Così, dopo “La mia vita con il mustang” e “La mia vita in Aeronautica militare” ecco finalmente il racconto di quei 18 anni di lavoro che hanno visto il nostro Comandante Guido Enrico Bergomi impegnato assai intensamente quale pilota civile della nostra Compagnia di bandiera. Dapprima come copilota del turboelica Vickers Viscount poi, passando ai più moderni DC 8/43 e al DC 9/30 per chiudere brillantemente la sua carriera sul DC8/62.

18 anni che lo hanno visto coprire il corto, il medio e il lungo raggio, svolgere il ruolo di Secondo Pilota, poi Comandante, nonché Istruttore e Controllore. Un’attività febbrile che si concretizza in poco meno di 10’000 ore di volo alle quali andrebbero aggiunte, per correttezza statistica, circa altre 1’000 ore svolte al simulatore.

Da qui è facilmente immaginabile la sequela impressionante di episodi, vicissitudini e situazioni particolari che il nostro autore ha vissuto in prima persona o di cui è stato testimone e che, ne siamo sicuri, lasceranno esterrefatto il lettore più smaliziato.

Copertina dell'edizione Bibliotheka 2015 di Avventure di un Pilota nella Compagnia di Bandieraì
La copertina del libro: “Avventure di un pilota nella Compagnia di bandiera” nell’edizione Bibliotheka pubblicato nel 2015

Un esempio? … quella di un pescatore che, a Palermo, durante un assolato pomeriggio estivo, si dilettava nella pesca “a bomba”. Ebbene sì, avete letto bene: a b-o-m-b-a. Ossia: l’allegro pescatore, confidando di non essere scorto da nessuno, a bordo della sua barchetta e all’interno di una stretta caletta irraggiungibile da terra, raccoglieva un notevole bottino lanciando in acqua degli ordigni imprecisati anziché delle convenzionali reti. Ora vi chiederete cosa c’entra in questa vicenda il nostro autore? C’entra. Dovete sapere che egli, in qualità di istruttore stava addestrando un gruppo di piloti a bordo di un DC9/30 per il rilascio delle abilitazioni su quel velivolo. Ora il caso voleva, meschino, che la fase finale del circuito di atterraggio dell’aeroporto di Palermo, costeggiasse quel tratto di costa, deserta e molto frastagliata. Ebbene, immaginate di volare quello stesso circuito per dozzine di volte, a bassa quota e a bassa velocità ed ogni passaggio vediate esplodere una nebulosa colonna d’acqua -probabilmente mista a pesce, aggiungiamo noi -. Cosa pensate che sia accaduto al fantasioso pescatore? … non riuscite ad immaginarlo, vero? Allora perché non leggerlo?
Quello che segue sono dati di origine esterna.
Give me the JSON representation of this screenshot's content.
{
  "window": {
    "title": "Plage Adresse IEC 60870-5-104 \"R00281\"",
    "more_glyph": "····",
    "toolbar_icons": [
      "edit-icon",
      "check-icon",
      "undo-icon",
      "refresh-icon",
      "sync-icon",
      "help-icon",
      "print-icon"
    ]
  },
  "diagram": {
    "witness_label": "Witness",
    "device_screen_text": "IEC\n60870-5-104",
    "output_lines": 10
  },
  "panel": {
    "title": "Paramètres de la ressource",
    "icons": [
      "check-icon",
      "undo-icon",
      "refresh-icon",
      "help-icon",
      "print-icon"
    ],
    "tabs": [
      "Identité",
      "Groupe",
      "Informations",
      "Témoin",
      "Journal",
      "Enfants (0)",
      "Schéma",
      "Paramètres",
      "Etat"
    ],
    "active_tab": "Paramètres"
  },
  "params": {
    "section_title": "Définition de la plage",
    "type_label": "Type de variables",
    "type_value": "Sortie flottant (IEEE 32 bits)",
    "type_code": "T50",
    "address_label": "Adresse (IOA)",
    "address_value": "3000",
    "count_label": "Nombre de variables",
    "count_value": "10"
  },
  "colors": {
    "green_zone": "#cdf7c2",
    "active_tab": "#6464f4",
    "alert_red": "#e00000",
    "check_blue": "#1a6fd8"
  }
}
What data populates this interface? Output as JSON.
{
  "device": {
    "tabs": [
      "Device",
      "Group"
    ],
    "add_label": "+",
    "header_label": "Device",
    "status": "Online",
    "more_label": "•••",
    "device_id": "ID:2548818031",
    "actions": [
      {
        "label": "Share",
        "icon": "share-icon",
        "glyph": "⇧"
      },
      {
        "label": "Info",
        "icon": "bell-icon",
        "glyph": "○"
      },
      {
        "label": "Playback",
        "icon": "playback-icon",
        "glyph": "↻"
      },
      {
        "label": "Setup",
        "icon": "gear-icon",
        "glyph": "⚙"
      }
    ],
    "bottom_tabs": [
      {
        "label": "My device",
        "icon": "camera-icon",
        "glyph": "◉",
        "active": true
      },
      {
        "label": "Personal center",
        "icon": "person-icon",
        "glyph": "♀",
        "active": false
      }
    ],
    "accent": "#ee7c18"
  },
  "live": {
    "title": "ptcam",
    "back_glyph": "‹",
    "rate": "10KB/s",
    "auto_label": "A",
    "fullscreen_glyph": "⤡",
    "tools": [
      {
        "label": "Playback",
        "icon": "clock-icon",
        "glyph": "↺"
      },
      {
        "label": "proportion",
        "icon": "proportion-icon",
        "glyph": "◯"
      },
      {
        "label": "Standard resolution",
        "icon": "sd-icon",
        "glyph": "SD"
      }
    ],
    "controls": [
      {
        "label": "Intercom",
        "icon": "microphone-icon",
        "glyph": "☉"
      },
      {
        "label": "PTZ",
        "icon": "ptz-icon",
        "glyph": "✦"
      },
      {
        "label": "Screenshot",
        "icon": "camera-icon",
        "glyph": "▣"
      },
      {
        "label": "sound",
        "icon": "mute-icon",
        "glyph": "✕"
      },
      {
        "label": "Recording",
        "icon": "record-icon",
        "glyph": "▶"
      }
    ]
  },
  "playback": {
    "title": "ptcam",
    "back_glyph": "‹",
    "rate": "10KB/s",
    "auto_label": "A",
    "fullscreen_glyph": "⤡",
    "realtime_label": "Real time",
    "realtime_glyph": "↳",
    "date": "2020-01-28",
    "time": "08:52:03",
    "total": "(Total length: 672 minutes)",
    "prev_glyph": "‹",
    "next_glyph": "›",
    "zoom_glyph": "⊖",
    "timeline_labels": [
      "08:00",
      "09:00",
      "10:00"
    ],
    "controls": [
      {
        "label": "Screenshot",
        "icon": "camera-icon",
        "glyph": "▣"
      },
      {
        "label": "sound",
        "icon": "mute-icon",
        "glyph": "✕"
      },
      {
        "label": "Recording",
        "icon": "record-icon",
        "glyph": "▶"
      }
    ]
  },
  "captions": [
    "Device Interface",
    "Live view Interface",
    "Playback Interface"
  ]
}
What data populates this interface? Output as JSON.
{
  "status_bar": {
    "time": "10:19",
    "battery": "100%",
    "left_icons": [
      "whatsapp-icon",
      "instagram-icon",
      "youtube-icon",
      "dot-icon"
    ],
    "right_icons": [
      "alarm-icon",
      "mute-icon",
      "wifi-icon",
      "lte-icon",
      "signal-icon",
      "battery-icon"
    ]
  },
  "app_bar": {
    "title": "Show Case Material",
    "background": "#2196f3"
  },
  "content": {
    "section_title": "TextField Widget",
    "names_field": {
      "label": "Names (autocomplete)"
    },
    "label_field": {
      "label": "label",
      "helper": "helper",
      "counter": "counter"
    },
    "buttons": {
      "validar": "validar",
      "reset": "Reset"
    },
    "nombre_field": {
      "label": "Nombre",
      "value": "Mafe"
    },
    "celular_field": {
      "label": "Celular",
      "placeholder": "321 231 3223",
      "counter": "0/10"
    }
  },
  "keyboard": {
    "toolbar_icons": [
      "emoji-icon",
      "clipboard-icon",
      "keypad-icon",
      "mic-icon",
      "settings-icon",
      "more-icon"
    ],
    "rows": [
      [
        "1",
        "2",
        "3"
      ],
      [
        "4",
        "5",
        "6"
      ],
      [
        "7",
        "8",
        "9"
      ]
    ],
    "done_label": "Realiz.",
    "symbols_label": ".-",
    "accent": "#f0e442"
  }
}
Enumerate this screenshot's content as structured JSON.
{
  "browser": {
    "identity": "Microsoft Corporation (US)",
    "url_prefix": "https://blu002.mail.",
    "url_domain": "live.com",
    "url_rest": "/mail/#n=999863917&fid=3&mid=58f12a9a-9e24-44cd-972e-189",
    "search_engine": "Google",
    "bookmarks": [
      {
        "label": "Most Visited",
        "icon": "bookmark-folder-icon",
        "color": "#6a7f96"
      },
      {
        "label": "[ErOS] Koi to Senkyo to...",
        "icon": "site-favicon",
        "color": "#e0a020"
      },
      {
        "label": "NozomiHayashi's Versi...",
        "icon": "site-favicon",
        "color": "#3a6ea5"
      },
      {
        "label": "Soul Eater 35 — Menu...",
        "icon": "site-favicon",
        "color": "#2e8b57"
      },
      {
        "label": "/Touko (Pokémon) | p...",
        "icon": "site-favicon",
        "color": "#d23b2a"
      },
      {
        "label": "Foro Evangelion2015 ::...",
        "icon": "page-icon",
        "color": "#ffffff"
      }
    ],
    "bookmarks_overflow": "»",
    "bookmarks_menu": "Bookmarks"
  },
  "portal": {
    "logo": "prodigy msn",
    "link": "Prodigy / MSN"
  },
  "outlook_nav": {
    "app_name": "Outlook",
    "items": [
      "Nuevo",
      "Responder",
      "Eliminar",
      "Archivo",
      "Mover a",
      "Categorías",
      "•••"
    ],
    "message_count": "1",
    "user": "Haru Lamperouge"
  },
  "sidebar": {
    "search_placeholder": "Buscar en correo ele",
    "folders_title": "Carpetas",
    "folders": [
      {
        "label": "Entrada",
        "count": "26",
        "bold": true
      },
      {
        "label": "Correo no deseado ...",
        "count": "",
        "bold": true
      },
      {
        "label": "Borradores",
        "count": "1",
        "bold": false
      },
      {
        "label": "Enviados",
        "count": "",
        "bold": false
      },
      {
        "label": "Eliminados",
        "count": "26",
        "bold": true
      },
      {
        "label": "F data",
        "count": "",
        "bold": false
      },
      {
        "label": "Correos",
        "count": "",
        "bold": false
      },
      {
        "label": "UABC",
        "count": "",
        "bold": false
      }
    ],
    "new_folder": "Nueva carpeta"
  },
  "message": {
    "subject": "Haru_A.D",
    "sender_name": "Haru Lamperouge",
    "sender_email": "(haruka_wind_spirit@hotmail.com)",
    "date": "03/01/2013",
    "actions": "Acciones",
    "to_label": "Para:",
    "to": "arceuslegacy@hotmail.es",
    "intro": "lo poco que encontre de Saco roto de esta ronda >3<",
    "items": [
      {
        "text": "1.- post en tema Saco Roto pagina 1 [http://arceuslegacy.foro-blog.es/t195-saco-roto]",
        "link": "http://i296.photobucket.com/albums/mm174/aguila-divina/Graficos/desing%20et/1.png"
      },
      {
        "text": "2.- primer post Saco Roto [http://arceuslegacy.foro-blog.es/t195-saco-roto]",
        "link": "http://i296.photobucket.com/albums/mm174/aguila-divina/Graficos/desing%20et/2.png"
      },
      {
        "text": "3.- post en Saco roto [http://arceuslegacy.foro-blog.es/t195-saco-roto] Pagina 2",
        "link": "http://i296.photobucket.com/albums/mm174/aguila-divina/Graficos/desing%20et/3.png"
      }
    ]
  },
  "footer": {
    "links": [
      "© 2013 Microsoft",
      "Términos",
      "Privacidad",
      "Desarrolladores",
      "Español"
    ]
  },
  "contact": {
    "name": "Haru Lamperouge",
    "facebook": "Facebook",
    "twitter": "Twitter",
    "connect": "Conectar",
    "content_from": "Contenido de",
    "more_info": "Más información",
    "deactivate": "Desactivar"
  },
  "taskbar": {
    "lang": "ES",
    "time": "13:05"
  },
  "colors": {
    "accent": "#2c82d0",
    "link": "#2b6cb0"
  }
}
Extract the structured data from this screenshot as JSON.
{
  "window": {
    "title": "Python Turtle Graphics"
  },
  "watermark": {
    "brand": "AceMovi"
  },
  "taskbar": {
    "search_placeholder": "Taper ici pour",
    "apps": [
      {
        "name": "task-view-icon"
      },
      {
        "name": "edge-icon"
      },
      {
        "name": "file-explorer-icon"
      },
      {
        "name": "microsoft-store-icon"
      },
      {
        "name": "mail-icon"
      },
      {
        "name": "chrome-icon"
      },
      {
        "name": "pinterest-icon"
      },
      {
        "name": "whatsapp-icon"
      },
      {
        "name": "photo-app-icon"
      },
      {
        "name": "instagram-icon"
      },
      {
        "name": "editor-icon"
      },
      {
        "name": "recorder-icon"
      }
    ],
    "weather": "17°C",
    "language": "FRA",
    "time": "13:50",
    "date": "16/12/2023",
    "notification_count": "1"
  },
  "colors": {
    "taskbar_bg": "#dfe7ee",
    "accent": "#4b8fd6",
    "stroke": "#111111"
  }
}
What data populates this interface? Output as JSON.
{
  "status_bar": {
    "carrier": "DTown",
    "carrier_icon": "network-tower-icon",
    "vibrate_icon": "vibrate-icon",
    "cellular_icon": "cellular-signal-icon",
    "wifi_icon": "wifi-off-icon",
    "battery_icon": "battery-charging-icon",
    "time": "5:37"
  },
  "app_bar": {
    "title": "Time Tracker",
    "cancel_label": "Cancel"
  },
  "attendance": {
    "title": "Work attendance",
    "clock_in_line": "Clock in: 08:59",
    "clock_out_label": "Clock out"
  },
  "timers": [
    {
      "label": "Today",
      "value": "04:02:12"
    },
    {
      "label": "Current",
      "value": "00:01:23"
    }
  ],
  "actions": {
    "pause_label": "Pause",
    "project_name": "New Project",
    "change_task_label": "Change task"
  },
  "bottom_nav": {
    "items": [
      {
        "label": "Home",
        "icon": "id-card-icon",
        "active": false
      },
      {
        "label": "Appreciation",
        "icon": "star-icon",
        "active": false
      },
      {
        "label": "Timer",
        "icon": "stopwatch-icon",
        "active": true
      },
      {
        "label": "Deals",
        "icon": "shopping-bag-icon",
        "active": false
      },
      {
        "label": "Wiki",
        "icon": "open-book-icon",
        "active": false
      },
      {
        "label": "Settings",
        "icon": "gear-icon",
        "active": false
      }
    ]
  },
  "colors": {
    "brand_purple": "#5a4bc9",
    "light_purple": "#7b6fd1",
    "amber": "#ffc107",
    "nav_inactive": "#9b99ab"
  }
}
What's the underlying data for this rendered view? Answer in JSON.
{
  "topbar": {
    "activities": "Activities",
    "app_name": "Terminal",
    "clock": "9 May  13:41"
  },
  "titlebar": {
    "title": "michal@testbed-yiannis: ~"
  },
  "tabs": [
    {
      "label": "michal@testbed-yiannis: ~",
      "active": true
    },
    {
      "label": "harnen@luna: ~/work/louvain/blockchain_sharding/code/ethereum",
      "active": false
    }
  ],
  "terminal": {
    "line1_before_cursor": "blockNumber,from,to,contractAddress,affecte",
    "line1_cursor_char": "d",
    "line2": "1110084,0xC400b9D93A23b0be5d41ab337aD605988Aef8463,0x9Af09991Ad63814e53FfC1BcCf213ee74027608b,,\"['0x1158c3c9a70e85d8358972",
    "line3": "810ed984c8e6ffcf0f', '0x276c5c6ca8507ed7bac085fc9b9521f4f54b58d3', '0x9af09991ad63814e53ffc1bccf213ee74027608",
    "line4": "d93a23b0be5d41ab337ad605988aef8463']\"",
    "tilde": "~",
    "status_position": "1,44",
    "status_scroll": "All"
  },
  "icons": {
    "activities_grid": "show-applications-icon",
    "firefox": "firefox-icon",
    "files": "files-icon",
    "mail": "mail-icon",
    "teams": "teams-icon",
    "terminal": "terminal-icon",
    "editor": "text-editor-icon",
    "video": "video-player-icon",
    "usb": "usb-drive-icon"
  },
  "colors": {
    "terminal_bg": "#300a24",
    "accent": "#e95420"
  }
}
E la volta che a Colonia … e quell’altra volta a Philadelphia? … beh lo scoprirete sempre leggendo questo volume.

Venendo allo stile dell’autore: è quello cui ci ha abituato già nei precedenti volumi. Ossia evita rigorosamente qualsiasi orpello letterario, rifugge inutili descrizioni ambientali o connotazioni fisiognomiche, non si dilunga in considerazioni personali, riporta in modo asettico episodi ed avvenimenti quasi fosse un resoconto giornalistico. Ne risulta un volume godibilissimo che fa venir solo voglia di leggere il quarto volume della serie. Certo, in qualche capitolo la narrazione appare fin troppo distaccata, e talvolta vi chiederete – ne siamo certi – se l’eccessiva stringatezza del testo sia dovuta alla feroce autocostrizione di voler racchiudere 18 anni di vita professionale (a dir poco così variegata) in sole 150 pagine oppure ad una scelta – discutibile – dell’editore … no, niente di tutto questo: Bergomi è così e il suo stile è un marchio letterario depositato. Non è il classico Comandante che si loda (e inevitabilmente poi si sbroda) né il pilota che si autoincensa raccontando “ho fatto, ho visto”. Egli, invece, è uno di quei pochissimi piloti che anzitutto “si racconta” – e non è poco, aggiungiamo noi – e poi narra con tono pacato, venato da una modestia viscerale. Per questo motivo gli perdoniamo il suo scarno modulo letterario, il suo raccontare ma non romanzare, la sua schematicità anche nel divagare tra le memorie di una vita .

Immancabili come sempre, le originalissime foto che costituiscono un valore aggiunto alle vicende narrate. Alcune ritraggono anche l’autore ed è pure un gran bel pezzo di autore – le lettrici ne converranno – .

In ultima analisi: un ottimo libro di ricordi che, pagina dopo pagina, ci svela un epoca in cui quello di diventare un pilota era il sogno più frequente dei bambini. Ebbene, Bergomi questo sogno lo ha coronato e, come tutti i bravi nonni, è qui a raccontarcelo. E noi, tutti ad ascoltarlo, come fosse una grande favola.